Some TV channels will have to make do with less audience data and
will have to move away from a numbers-based airtime trading system, two
leading industry researchers claim.
According to Sue Read, the marketing and research director of the ITV
sales house, Laser, and Hugh Johnson, the head of research at Channel 4,
the media industry of the 21st century will have to limit the amount of
published TV research data as the number of TV channels grows.
As average ratings fall because of audience fragmentation, TV audience
data will become significantly more variable, Read and Johnson warn in a
joint paper on TV audience research in the next millennium.

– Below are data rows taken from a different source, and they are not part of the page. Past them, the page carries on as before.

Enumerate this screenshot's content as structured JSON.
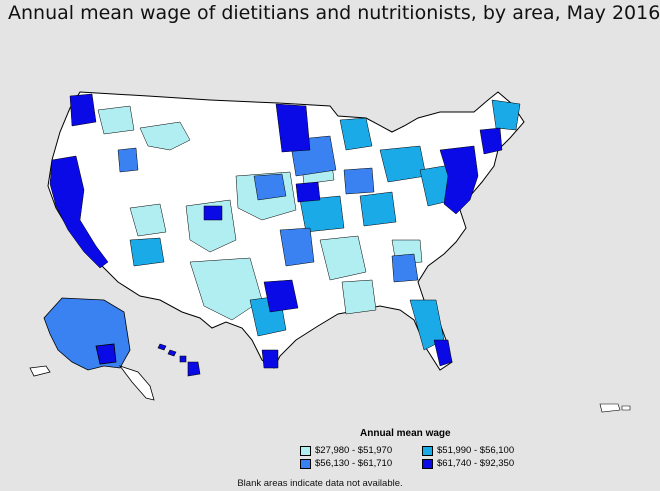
{
  "title": "Annual mean wage of dietitians and nutritionists, by area, May 2016",
  "legend": {
    "title": "Annual mean wage",
    "items": [
      {
        "label": "$27,980 - $51,970",
        "color": "#b0eef2"
      },
      {
        "label": "$51,990 - $56,100",
        "color": "#1aaae8"
      },
      {
        "label": "$56,130 - $61,710",
        "color": "#3a82f2"
      },
      {
        "label": "$61,740 - $92,350",
        "color": "#0a0ae6"
      }
    ]
  },
  "footnote": "Blank areas indicate data not available.",
  "colors": {
    "background": "#e4e4e4",
    "blank": "#ffffff",
    "tier1": "#b0eef2",
    "tier2": "#1aaae8",
    "tier3": "#3a82f2",
    "tier4": "#0a0ae6"
  }
}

Merely expanding the size of the TV audience measurement panel could be
far too costly and, for the smaller channels, it will not be possible to
report minute-by-minute ratings figures and, even for some of the larger
channels, reporting on audiences across some parts of the day will be
difficult.
Read and Johnson are proposing that data for smaller channels and for
dayparts on larger channels should be aggregated to provide more
broad-based information such as average reach and total campaign TVRs.
This means a system of airtime trading for most channels based on
criteria other than minute-by-minute audiences.
Johnson explained: ’It’s absolutely ridiculous and not cost-effective to
provide full data, nor is it sensible from a research point of view; the
samples would be too small to be reliable.’